Странный мужичок был этот Савва Прокофьич. Многие, видевшие его смиренную фигуру среди присяжных, пожимали плечами; одни считали его выжившим из ума, другие говорили, что он «забываться стал», третьи просто считали его сонулей. А Савва был когда-то заведомый балагур, увлекательный сказочник и для выражения своих мнений не считал нужным выжидать благоприятных случаев. Давно то было, – еще когда Савва Прокофьич звался Савкой, – сидел Савка в лесу со своею невестой. Кругом – тишь лесная, над ними птицы чирикают; заяц один-другой выбежит из-за куста, посмотрит – и тягу; еж, побеспокоенный в минуты своего дневного сна, пробежал, ничего не видя, и врезался всею тонкою мордочкой в муравейник. Савке было хорошо: расходился Савка, стал Савка вольные мысли перед своею невестой высказывать, рассказал Савка веселую штуку про то, как барин к горничной пробирался. Увлекся Савка – и вдруг: а-ах! Дикий крик вырвался у Савки, он схватился за голову и отскочил как раненый зверь. Пред ним стоял барин в охотничьем костюме, в одной руке ружье, в другой нагайка… Два года он не видал после того своей невесты, его услали в дальнюю деревню.

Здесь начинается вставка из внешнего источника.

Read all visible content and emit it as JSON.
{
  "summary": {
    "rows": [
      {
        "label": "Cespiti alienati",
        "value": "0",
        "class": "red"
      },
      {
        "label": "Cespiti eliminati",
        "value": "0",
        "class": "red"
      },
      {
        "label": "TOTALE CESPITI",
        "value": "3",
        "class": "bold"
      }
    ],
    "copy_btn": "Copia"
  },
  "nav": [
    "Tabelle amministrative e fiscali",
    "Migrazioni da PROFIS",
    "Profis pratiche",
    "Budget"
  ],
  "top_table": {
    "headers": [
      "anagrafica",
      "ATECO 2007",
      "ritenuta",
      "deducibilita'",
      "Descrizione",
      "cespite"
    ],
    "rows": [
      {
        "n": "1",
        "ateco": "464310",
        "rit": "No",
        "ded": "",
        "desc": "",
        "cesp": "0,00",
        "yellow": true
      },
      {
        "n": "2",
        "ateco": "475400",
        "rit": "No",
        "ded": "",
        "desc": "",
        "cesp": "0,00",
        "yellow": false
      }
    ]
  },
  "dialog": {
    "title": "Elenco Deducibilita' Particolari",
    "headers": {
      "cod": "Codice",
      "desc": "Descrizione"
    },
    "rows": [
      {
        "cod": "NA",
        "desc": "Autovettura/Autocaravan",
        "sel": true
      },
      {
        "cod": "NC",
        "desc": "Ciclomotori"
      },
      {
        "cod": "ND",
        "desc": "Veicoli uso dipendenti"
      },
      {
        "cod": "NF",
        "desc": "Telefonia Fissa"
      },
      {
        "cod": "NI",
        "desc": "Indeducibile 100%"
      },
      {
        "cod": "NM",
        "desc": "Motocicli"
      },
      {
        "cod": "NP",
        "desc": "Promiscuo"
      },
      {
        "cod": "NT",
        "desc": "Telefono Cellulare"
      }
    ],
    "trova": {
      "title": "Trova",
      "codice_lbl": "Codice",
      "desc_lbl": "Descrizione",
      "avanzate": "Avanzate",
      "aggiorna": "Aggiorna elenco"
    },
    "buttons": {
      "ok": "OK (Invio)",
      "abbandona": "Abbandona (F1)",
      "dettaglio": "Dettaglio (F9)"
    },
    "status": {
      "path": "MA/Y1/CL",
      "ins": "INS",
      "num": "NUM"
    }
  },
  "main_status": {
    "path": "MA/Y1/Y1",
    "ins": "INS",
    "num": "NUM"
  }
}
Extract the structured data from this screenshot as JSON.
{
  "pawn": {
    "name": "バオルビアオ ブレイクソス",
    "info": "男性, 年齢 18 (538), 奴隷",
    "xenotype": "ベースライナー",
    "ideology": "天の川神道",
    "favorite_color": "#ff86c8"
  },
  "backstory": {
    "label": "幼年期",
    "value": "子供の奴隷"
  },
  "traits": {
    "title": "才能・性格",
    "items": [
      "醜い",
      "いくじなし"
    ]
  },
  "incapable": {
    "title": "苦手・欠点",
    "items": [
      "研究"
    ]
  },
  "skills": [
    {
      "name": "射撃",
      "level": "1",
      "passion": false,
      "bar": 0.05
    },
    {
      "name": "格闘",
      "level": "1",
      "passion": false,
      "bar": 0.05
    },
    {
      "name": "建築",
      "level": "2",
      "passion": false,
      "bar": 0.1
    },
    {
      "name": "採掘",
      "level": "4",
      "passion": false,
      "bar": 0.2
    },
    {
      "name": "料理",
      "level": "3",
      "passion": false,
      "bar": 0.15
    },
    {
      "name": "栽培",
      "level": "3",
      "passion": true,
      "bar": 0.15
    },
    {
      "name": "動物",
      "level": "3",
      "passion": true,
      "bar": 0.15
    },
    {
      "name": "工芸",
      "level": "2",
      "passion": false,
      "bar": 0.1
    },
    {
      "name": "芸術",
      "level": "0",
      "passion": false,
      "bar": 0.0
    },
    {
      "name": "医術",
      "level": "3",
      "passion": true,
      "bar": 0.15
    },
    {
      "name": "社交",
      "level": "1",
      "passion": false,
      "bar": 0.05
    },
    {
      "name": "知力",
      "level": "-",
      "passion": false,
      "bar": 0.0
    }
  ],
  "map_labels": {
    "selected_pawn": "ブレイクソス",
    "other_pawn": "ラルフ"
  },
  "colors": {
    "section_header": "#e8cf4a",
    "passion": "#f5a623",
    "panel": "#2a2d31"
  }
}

Зажила у Савки голова… Опять Савка балагурит, опять сказывает перед собравшеюся на деревенскую улицу толпой: «А вот, братцы, слышно, нам волю прислали», – начинает он и пускается взапуски за своею неудержимою фантазией описывать какие-то такие вольные времена, что у самого дух захватывает. «Ну, рассказывай, рассказывай! Хорошо сказываешь! Любо! Ей-богу! Какой, братцы, у вас увеселитель есть! Редко такие бывают!» – вдруг раздалось сзади него. Он обернулся – за ним стоял становой… «Ну, что же ты, каналья, замолчал… А?» – крикнул становой. Задрожал Савва. Долго где-то был, где-то сидел Савва, так долго, пока не разучился сказки рассказывать.
Пеньковцы молчали.
Вдруг Бычков засмеялся опять.
– Дураки, одно слово – дураки! И хвалить не за что! – заговорил он и как-то нервически-торопливо заходил по комнате.
Обстоятельным мужиком овладело подозрение.
– Дорофей! Да ты что? – спросил он.
– А так… Тоска!
– Какая тоска?
– А я тебе вот что скажу: больше я быть дураком не желаю, Лука Трофимыч! Так ты и знай, – проговорил внятно Бычков, нервически подтягивая кушак и ища картуз.
– Ты куда?
– Будет! Довольно плевали нам в бороду-то! Пора и себя опознать, что тоже люди… Пора в ум войти! – отвечал Бычков и надел картуз.
– Постой!.. На беду бежишь!..
Бычков на минуту поколебался, но инстинкты деятельной натуры в нем уже заговорили. Он отворил дверь. Навстречу ему входили двое шабринских.
– А-а! Папашенька!.. Али куды собрались? – спросил, входя, низенький мужичок, с помятым лицом, масляными глазами и длинною, свалявшеюся в косицы рыжей бородой.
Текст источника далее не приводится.